Die Regelstudienzeit variiert von Uni zu Uni, liegt aber so zwischen 8 und 10 Semestern. Dann kannst du dein 1.Staatsexamen machen und damit ein Diplom beantragen. Damit könntest du dich schon mal bei Firmen bewerben, aber noch keine Zulassung als Anwalt erhalten. Dafür müßtest du noch 2 Jahre für das 2. Staatsexamen einplanen.

Gibt es bestimmte thematische Schwerpunkte im Studium (z.b
Wirtschaft), die die Chancen auf einen Arbeitsplatz wesentlich
erhöhen?

Schwerpunkte gibt es (auch im Bereich der Wirtschaft), ob die deine Chancen auf einen Job erhöhen, kommt drauf an, was du machen willst. Gegen einen Mitbewerber, mit wesentlich besserer Note, aber anderem Schwerpunktbereich, wird das oft aber auch nichts nützen.

  1. Welche Kernkompetenzen sollte man als Student der
    Rechtswissenschaften mitbringen?

Interesse am Fach.

Welchen Notenschnitt sollte
man haben, um A) Chancen auf einen Studienplatz zu haben

Je nach Uni… mit 2,0 hast du beste Chancen, die Uni deiner Wahl ohne Wartesemester zu bekommen (manche Unis haben auch gar keinen NC)

B)Chancen auf einen guten Arbeitsplatz zu haben?

Wenn du im Studium immer über dem Notendurchschnitt bleibst, sieht es schon mal gar nicht so schlecht aus.
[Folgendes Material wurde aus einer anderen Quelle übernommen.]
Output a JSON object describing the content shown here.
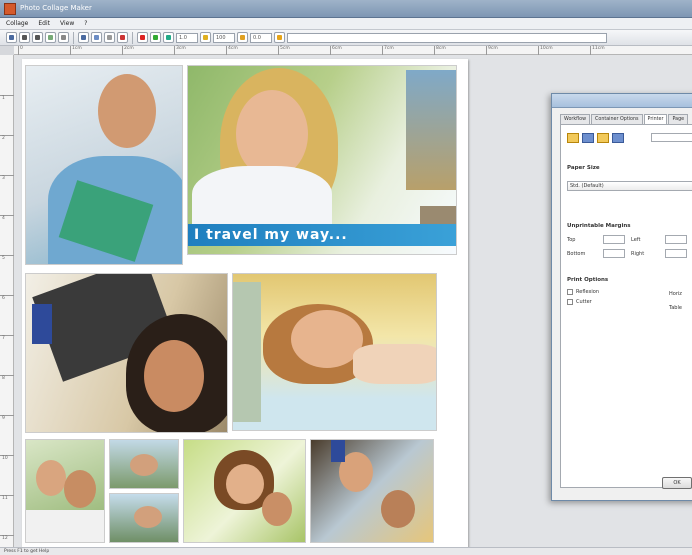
{
  "window": {
    "title": "Photo Collage Maker"
  },
  "menubar": {
    "items": [
      "Collage",
      "Edit",
      "View",
      "?"
    ]
  },
  "toolbar": {
    "fields": [
      "1.0",
      "100",
      "0.0"
    ]
  },
  "ruler": {
    "horizontal_ticks": [
      "0",
      "1cm",
      "2cm",
      "3cm",
      "4cm",
      "5cm",
      "6cm",
      "7cm",
      "8cm",
      "9cm",
      "10cm",
      "11cm"
    ],
    "vertical_ticks": [
      "1",
      "2",
      "3",
      "4",
      "5",
      "6",
      "7",
      "8",
      "9",
      "10",
      "11",
      "12"
    ]
  },
  "canvas": {
    "banner_text": "I travel my way..."
  },
  "dialog": {
    "tabs": [
      "Workflow",
      "Container Options",
      "Printer",
      "Page"
    ],
    "section_paper_size": "Paper Size",
    "paper_size_value": "Std. (Default)",
    "section_margins": "Unprintable Margins",
    "margin_labels": [
      "Top",
      "Left",
      "Bottom",
      "Right"
    ],
    "section_print_options": "Print Options",
    "print_options": [
      "Reflexion",
      "Cutter"
    ],
    "right_labels": [
      "Horiz",
      "Table"
    ],
    "ok_label": "OK"
  },
  "statusbar": {
    "text": "Press F1 to get Help"
  }
}
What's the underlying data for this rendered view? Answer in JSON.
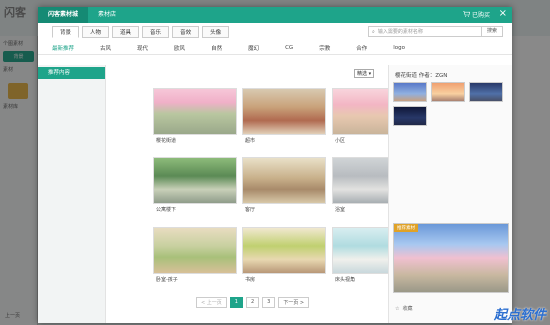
{
  "background": {
    "logo": "闪客",
    "left_items": [
      "个图素材",
      "背景",
      "素材",
      "素材库"
    ],
    "left_bottom": "上一页"
  },
  "modal": {
    "tabs": [
      "闪客素材城",
      "素材店"
    ],
    "cart_label": "已购买",
    "categories": [
      "背景",
      "人物",
      "道具",
      "音乐",
      "音效",
      "头像"
    ],
    "search_placeholder": "输入需要的素材名称",
    "search_button": "搜索",
    "subcategories": [
      "最新推荐",
      "古风",
      "现代",
      "欧风",
      "自然",
      "魔幻",
      "CG",
      "宗教",
      "合作",
      "logo"
    ],
    "sidebar_item": "推荐内容",
    "sort_label": "精选",
    "cards": [
      {
        "caption": "樱花街道"
      },
      {
        "caption": "超市"
      },
      {
        "caption": "小区"
      },
      {
        "caption": "公寓楼下"
      },
      {
        "caption": "客厅"
      },
      {
        "caption": "浴室"
      },
      {
        "caption": "卧室-孩子"
      },
      {
        "caption": "书房"
      },
      {
        "caption": "床头视角"
      }
    ],
    "pager": {
      "prev": "< 上一页",
      "pages": [
        "1",
        "2",
        "3"
      ],
      "next": "下一页 >"
    },
    "detail": {
      "title": "樱花街道   作者：ZGN",
      "ribbon": "推荐素材",
      "fav": "收藏"
    }
  },
  "watermark": "起点软件"
}
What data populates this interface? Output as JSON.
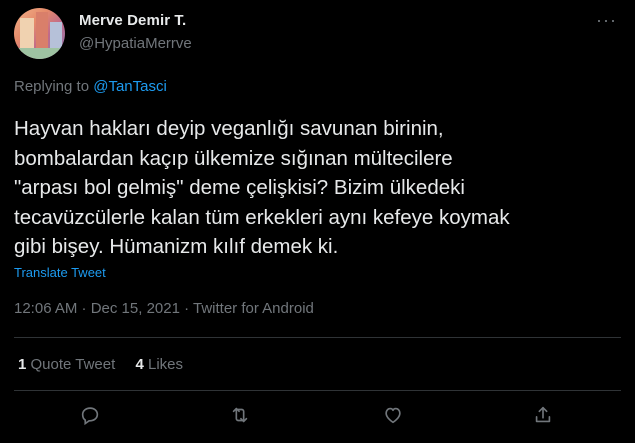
{
  "author": {
    "name": "Merve Demir T.",
    "handle": "@HypatiaMerrve"
  },
  "menu": {
    "more_label": "···"
  },
  "reply": {
    "prefix": "Replying to ",
    "to": "@TanTasci"
  },
  "tweet": {
    "text": "Hayvan hakları deyip veganlığı savunan birinin,\nbombalardan kaçıp ülkemize sığınan mültecilere\n\"arpası bol gelmiş\" deme çelişkisi? Bizim ülkedeki\ntecavüzcülerle kalan tüm erkekleri aynı kefeye koymak\ngibi bişey. Hümanizm kılıf demek ki.",
    "translate_label": "Translate Tweet",
    "meta": "12:06 AM · Dec 15, 2021 · Twitter for Android"
  },
  "stats": {
    "quote_count": "1",
    "quote_label": " Quote Tweet",
    "like_count": "4",
    "like_label": " Likes"
  },
  "actions": {
    "reply_icon": "reply-icon",
    "retweet_icon": "retweet-icon",
    "like_icon": "heart-icon",
    "share_icon": "share-icon"
  },
  "colors": {
    "background": "#000000",
    "text": "#e7e9ea",
    "secondary": "#71767b",
    "accent": "#1d9bf0",
    "divider": "#2f3336"
  }
}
Zum Schluss noch eine persönliche Frage: In was liegt für euch
die Faszination des Juristerei?

Naja Faszination… :wink: Ich denke, es gibt keinen anderen Studienabschluß, mit dem man so vielfältige Möglichkeiten hat. Du kannst zu jeder staatlichen Stelle, alle großen Unternehmen haben Juristen, man kann sich ohne weiteres selbständig machen…

Ist das allgemein vorherrschende Image eines sehr trockenen
Studienganges gerechtfertig?

Jeder Studiengang hat seine Durststrecken. Jura hat sicherlich größere, wenn man sich nicht für die Materie interessiert.

Ich habe aus diversen Quellen erfahren, dass
Jura sogar alles andere als trocken sein kann, da man mit
vielen sozialen Problemfällen konfrontiert wird?!

Also wenn du das Fach nur wegen sozialer Problemfälle spannend findest, solltest du etwas anderes studieren, vor allem, da du mit diesen Fällen erst nach deinem Studium zu tun hast.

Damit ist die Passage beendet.